The vowel /i/ is realized as /u/ primarily in the presence of labial or emphatic consonants, which induce backing and rounding.

Short vowels tend to be central or fronted in the environment of alveolar consonants.

==== Final vowel raising (Imāla) ====
Urban Qatari Arabic exhibits word-final vowel raising, a phenomenon known as imāla and found in many varieties of Arabic, where the feminine singular suffix /-a/ is raised to /e/ or /i/. Unlike other Arabic varieties where this raising is typically conditioned by adjacent consonants, in Urban Qatari Arabic, the raising is largely conditioned by the height of the preceding vowel (vowel harmony). For example, the raising is suppressed if the preceding vowel is low, but occurs if the preceding vowel is high, even if emphatic consonants are present in the stem, though the resulting vowel may be backed.

=== Epenthesis ===
Epenthesis (the insertion of a vowel to break up consonant clusters) is a regular feature of the dialect.

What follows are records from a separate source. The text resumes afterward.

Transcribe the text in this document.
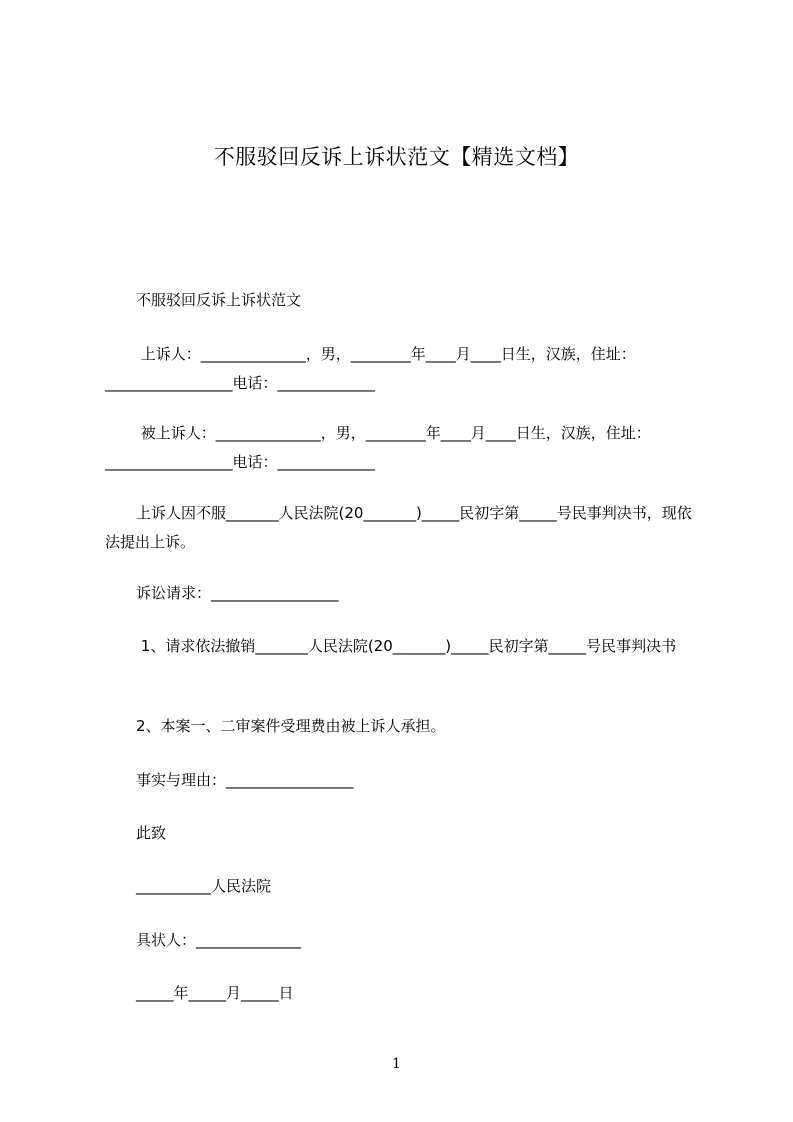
不服驳回反诉上诉状范文【精选文档】

不服驳回反诉上诉状范文

上诉人：______________，男，________年____月____日生，汉族，住址：_________________电话：_____________

被上诉人：______________，男，________年____月____日生，汉族，住址：_________________电话：_____________

上诉人因不服_______人民法院(20_______)_____民初字第_____号民事判决书，现依法提出上诉。

诉讼请求：_________________

1、请求依法撤销_______人民法院(20_______)_____民初字第_____号民事判决书

2、本案一、二审案件受理费由被上诉人承担。

事实与理由：_________________

此致

__________人民法院

具状人：______________

_____年_____月_____日

1
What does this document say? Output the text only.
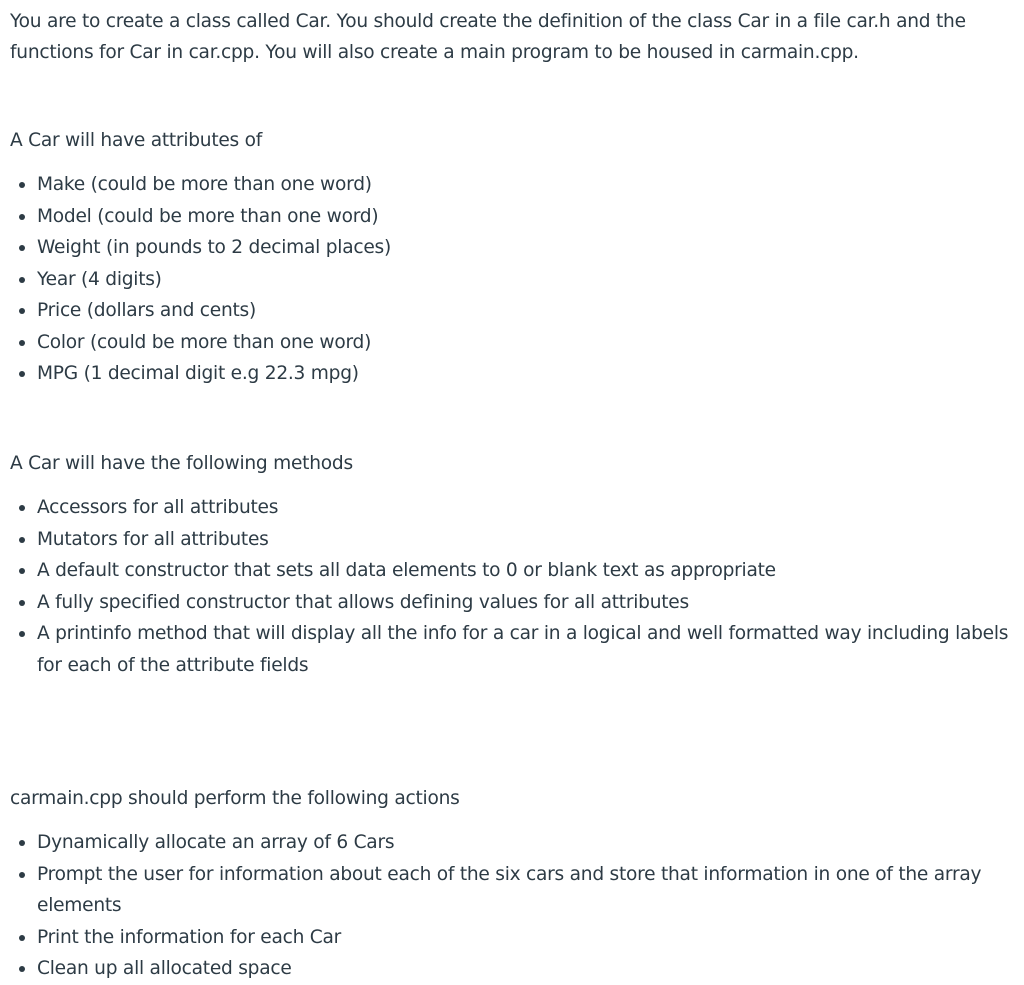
You are to create a class called Car. You should create the definition of the class Car in a file car.h and the functions for Car in car.cpp. You will also create a main program to be housed in carmain.cpp.

A Car will have attributes of

Make (could be more than one word)
Model (could be more than one word)
Weight (in pounds to 2 decimal places)
Year (4 digits)
Price (dollars and cents)
Color (could be more than one word)
MPG (1 decimal digit e.g 22.3 mpg)

A Car will have the following methods

Accessors for all attributes
Mutators for all attributes
A default constructor that sets all data elements to 0 or blank text as appropriate
A fully specified constructor that allows defining values for all attributes
A printinfo method that will display all the info for a car in a logical and well formatted way including labels for each of the attribute fields

carmain.cpp should perform the following actions

Dynamically allocate an array of 6 Cars
Prompt the user for information about each of the six cars and store that information in one of the array elements
Print the information for each Car
Clean up all allocated space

It typically occurs to resolve clusters that arise from morphology or word boundaries. The quality of the epenthetic vowel is generally high, and while it is often distinct from lexical vowels in duration and intensity, it interacts with stress assignment. For some speakers, epenthetic vowels can receive stress, while for others, they remain unstressed, suggesting variable ordering of epenthesis and stress rules.

==Lexicon==
The vocabulary of Urban Qatari Arabic reflects the centuries of trade, migration, and cultural exchange that occurred in the peninsula. This is evident in the presence of loanwords from Aramaic, Persian, Turkish, Portuguese, and even more recent borrowings from English. Aramaic loanwords are remnants of the pre-Islamic era, found mostly in religious, agricultural, and trade-related terms. Prior to the arrival of Islam around 628, Qatar was the center of an Aramaic-speaking region known as Beth Qatraye. The language spoken in this region, known as Qatrayith, was mainly Aramaic with some Persian and Arabic loanwords, and has been categorized as 'Southeastern Aramaic'. Turkish influence was seen from the 16th century onwards due to the presence of the Ottoman Empire in the Arabian Peninsula.